Quantifying oxythermal fish habitat quality in a large freshwater ecosystem

Abstract

The global occurrence and severity of aquatic hypoxia has been exacerbated by anthropogenic activities such as excess nutrient loading and climate change. There are various mechanisms by which hypoxia may affect aquatic organisms and impacts of hypoxia may occur synergistically with other environmental conditions (e.g., temperature). Nonetheless, aquatic resource managers often lack appropriate indicators for measuring the strength and severity of hypoxic conditions. Without standard methods to index hypoxic conditions, it is difficult to evaluate whether management practices are resulting in water quality and habitat improvements. We developed a novel framework for the application of fish habitat quality modeling to assess the severity of hypoxia in a large lake ecosystem.

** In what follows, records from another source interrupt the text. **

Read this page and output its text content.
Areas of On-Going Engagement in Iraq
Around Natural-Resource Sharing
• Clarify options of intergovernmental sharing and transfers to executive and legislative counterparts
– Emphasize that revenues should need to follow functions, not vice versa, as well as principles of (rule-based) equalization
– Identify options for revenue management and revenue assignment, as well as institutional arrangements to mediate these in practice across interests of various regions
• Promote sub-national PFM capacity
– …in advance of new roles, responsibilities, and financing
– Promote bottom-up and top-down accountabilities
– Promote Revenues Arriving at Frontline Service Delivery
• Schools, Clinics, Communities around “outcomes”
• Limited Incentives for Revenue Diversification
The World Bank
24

The framework produces three-dimensional measures of fish bioenergetic growth-rate potential in response to spatially-explicit oxythermal conditions and can be applied to other aquatic systems where vertical profile data are collected. We applied this framework to the seasonally hypoxic central basin of Lake Erie using a long-term water quality dataset, then compared our biological indicator to recognized drivers and indices of hypoxic conditions in Lake Erie. Our model application summarized spatiotemporally complex habitat quality conditions for six different fish species and life stages. Annual summary indices of habitat quality varied among years and species. Furthermore, our annual indicator was not strongly correlated with annual nutrient loading and an existing index of hypoxia severity. We suggest that quantification of this habitat quality index is a useful approach for studying the annual impact of hypoxia on biota in aquatic systems.